Good things are happening in horse racing but too much of it is obscured by bickering, protesting and disputing.

Take this ongoing issue of slot machines at Arlington. The storyline became old a couple years ago and now is just so much whining in the wind.

The implication, correct or not, is that Arlington could close any year now if the state doesn't award it slots.

Well, tell me, how many people want to continue following or start following a sport that might not be around here very long?

Here's a suggestion from somebody who roots for the survival of horse racing: Keep these annoying negotiations out of the media or the public will become even more skeptical about horse racing.

The bad news is that the mood surrounding the ponies today is reminiscent of Major League Baseball about 20 years ago. The good news is the national pastime rebounded into renewed popularity.

It can happen, though steroids aren't the recommended remedy.

Like horse racing now, baseball was supposed to be in decline. A day at the ballpark was supposed to be too slow, like a day at the races is supposed to be. Younger fans supposedly want more action.

In baseball, owners put down players and players put down owners. Both sides were unlikable.
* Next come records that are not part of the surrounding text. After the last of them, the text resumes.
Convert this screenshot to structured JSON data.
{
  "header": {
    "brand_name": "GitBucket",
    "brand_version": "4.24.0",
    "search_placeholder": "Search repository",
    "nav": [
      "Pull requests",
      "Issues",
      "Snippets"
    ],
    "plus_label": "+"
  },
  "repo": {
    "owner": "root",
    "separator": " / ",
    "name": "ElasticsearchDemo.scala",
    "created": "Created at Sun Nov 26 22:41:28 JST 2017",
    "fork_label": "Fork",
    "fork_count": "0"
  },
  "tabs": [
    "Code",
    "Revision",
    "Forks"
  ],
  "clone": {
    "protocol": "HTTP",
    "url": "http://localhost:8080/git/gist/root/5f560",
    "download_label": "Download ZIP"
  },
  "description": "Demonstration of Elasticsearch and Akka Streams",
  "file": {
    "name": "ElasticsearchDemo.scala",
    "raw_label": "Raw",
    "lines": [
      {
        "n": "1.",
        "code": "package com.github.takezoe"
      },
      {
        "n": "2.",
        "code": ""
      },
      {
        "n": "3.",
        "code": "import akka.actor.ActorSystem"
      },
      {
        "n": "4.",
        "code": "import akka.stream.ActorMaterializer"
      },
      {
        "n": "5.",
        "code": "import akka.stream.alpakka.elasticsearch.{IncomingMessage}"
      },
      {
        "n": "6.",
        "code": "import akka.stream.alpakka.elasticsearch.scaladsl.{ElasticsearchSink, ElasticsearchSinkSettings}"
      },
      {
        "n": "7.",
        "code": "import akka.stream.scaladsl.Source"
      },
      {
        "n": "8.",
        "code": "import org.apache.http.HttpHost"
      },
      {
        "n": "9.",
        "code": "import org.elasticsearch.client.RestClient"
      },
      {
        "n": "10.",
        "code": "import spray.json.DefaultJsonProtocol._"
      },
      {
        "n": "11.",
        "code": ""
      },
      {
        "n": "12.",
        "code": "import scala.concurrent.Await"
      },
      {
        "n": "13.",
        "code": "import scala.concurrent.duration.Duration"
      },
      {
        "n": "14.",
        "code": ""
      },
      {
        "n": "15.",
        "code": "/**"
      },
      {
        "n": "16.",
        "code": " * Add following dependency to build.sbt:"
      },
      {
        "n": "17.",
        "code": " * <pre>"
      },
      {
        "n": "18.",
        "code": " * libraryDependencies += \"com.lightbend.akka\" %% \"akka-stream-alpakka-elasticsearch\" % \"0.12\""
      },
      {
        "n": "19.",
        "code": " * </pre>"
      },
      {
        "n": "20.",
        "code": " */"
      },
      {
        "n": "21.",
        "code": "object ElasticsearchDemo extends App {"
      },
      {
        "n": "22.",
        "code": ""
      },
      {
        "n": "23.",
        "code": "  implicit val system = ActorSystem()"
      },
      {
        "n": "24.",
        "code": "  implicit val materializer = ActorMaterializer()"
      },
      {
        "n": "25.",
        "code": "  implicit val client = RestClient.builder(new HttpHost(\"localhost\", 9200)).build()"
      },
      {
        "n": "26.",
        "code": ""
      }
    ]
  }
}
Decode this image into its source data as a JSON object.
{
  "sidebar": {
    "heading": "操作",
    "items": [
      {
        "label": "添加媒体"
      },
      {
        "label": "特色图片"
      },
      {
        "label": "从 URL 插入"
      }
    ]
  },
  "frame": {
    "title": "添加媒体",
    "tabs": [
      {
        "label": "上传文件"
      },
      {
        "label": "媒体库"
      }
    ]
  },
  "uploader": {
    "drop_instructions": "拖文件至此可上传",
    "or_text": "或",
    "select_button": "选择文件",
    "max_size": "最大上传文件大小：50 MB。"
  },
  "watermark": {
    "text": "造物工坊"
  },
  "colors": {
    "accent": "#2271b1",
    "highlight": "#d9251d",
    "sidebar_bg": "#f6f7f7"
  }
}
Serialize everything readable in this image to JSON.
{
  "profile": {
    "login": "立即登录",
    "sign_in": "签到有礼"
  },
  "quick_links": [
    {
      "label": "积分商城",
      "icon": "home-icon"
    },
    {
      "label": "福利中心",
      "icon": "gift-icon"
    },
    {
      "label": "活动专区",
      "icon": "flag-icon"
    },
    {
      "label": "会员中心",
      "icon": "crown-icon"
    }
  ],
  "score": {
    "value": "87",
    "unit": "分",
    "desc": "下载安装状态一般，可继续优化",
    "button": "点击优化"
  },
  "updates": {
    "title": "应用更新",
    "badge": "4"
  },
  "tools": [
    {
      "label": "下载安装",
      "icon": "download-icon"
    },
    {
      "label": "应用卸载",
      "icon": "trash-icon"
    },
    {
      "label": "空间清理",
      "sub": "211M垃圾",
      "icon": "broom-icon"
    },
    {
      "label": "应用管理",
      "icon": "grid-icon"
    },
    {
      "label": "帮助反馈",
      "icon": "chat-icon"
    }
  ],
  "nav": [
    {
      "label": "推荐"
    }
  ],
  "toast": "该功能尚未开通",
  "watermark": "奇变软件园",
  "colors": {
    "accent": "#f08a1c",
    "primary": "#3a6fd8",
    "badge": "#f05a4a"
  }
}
The game pleaded poverty. Work stoppages were common. A World Series was canceled. The game was a mess.

Sounds in some respects like horse racing today. Arlington management and horsemen did just barely settle a labor dispute before the opening weekend, right?

Sports fans don't want to hear about rich people's problems. If two parties can't get along, why should anyone want to go along with them?

Baseball became the place not to be instead of the place to be. Owners and players alike found out how easy it is to border on becoming irrelevant.

That's where horse racing resides now.

The sport is too worthwhile to be treated this way. I'm not wired in enough to know who's to blame, but I do know that people in horse racing better start limiting the negativity.

People don't want to keep hearing what's wrong. Nor do they want to feel like they're attending a sport's funeral.

Racing figures have to get their act together or pretty soon there really won't be an act anymore.

Not even on glorious days like Saturday.